Tisha B'Av - Mourning And Renewal


Today is Tisha B'Av, which in English is the ninth day of the month of Av in the Hebrew calender.

It is a day of prayer, fasting and mourning. Both the First Temple and Second Temple in Jerusalem were destroyed on this exact date, 656 years apart.

Tisha B'Av has an evil repute in Jewish history. On this same date, the following tragedies occurred aside from the destruction of the First and Second Temples:

  • The sin of the twelve scouts sent by Moses who spoke disparagingly about the Land G-d promised the Jews traditionally occurred on Tisha B'av, causing the delay in entering the Holy Land.

  • The Romans crushed Bar Kokhba's revolt and destoyed the city of Betar, killing over 100,000 Jews, in 132 CE

  • The First Crusade was declared by Pope Urban II in 1095..with the result that 10,000 Jews were murdered wholesale in its first month and most of the Jewish communities in France and Germany were destroyed.

  • The Jews were violently expelled from England in 1290 after the Blood Libel and were not allowed to return to England until the days of Oliver Cromwell, four hundred years later.

  • Jews were expelled wholesale from Spain in 1492 after living peacefully in the country for five centuries.

  • On Tisha B'Av 1914 (August 1, 1914), World War I began, causing the devastation of Europe and setting the stage for the Holocaust.

  • On Tisha B'av 1941, Nazi leader Hermann Göring gave a written authorization to SS-Obergruppenführer Reinhard Heydrich, Chief of the Reich Main Security Office (RSHA) to "make all necessary preparations" for a "total solution of the Jewish question" in all the territories under German rule.

  • On the eve of Tisha B'Av 1942, the mass deportation of Jews from the Warsaw Ghetto began, mostly to Auschwitz and Treblinka.

  • In 1994 the Jewish community center in Buenos Aires was bombed by agents of Iran, killing 86 and wounding 300 others.
The Book of Lamentations, the Book of Job, portions of Jeremiah and chapters of the Talmud that discuss the laws of mourning are traditionally read. Aside from that, Torah study is prohibited as it is considered a pleasant activity.

So in the midst of this mourning, what should members of the tribe consider?

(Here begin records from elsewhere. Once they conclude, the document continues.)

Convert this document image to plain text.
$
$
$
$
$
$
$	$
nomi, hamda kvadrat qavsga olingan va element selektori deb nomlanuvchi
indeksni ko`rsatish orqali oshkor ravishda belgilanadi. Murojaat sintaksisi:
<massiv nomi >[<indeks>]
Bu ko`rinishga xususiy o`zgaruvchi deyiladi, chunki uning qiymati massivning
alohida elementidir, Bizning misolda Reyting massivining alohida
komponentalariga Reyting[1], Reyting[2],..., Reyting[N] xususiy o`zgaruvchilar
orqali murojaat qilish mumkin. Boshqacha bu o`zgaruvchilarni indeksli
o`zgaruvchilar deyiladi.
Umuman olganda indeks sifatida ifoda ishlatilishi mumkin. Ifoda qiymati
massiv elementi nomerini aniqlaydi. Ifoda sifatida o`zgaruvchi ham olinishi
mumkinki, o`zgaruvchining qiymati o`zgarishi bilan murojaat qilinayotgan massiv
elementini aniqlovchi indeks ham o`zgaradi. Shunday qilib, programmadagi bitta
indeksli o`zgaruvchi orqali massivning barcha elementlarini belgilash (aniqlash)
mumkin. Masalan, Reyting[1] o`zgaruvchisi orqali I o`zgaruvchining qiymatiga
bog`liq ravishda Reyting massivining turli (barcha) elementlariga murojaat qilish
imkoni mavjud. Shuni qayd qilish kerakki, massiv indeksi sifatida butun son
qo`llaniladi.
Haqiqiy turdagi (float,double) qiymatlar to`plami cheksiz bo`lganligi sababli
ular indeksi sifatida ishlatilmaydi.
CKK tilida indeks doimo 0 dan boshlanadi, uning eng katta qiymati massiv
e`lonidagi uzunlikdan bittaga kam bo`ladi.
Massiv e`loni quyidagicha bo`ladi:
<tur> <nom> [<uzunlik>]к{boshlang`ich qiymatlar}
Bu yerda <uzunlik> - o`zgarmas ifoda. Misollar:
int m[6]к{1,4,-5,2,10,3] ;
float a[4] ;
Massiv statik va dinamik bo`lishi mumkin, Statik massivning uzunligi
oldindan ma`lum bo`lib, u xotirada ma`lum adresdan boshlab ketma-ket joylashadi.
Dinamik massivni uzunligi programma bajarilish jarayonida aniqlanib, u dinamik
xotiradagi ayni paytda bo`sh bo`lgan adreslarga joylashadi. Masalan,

At the risk of sounding complacent, there is some comfort in having survived the determined attempts by the most powerful empires of their time to exterminate us. They are gone, and we survive., and that is perhaps a lesson in itself that there is a heavenly power at work in spite of everything.

It's also worth noting that the truly horrid things that happened to the Jews over the centuries after the destruction of the Second Temple and the diaspora happened because the Jews were defenseless, with no country to call their own. That of course is no longer true, but it might just be that some of the atrocities visited on the Jews had the hidden benefit of convincing even those in relatively comfortable circumstances that a strong, powerful country and a haven was an absolute necessity.

Certainly that was the case of Theodore Herzl, a thoroughly assimilated Austrian Jewish journalist who had no thoughts at all about Zionism - until he covered the Dreyfuss case in France back in 1894 ( a mere 116 years ago) and saw the mobs in the Paris streets howling for the death of the Jews.

At that point, he realized that no matter how long they lived in Europe, no matter how much they regarded themselves as good, patriotic Austrians, Frenchmen, Germans, et al the Jews would always be aliens, always regarded as the Other. So he went home, laid out the case for Zionism by writing Der Judenstaadt and helped give birth to a modern miracle.

In its short history, Israel has redeemed Jews from Europe, Ethiopia and the entire Middle East who would have died otherwise. Had a strong, powerful Israel existed only twenty or thirty years earlier, the Six Million would not have perished.

That's something that's worth considering, especially for those self-hating Jews and others who make their religion out of disparaging and attacking the world's only Jewish country.

Holocaust survivor and Nobel Prize winner Elie Wiesel once said that to him,the holiest spot in Israel was not the Kotel, the Western Wall but the tiny booth at Ben Gurion airport where a Jewish customs agent sat stamping entry visas.

On this Tisha B'av, as we mourn the horrors of the past, let us not forget to remember the hope of the future.

Napoleon, oddly enough, was one person who foresaw that future. He once passed a synagogue during the Ninth of Av, looked inside and saw Jews sitting on the floor, barefoot and weeping. When he asked why, he was told the Jews were mourning over the destruction of their Holy Temples. “How long ago did this occur?”, he asked. “About 1,500 years ago”. “In that case”, said Napolean, “there is no doubt that their Temple will be rebuilt. A people capable of crying for so long over its destroyed Temple and Land will eventually find its way home.”

The Jews are once again home. May the Holy Temple, the Beit Hamikdosh be rebuilt soon, and in our time.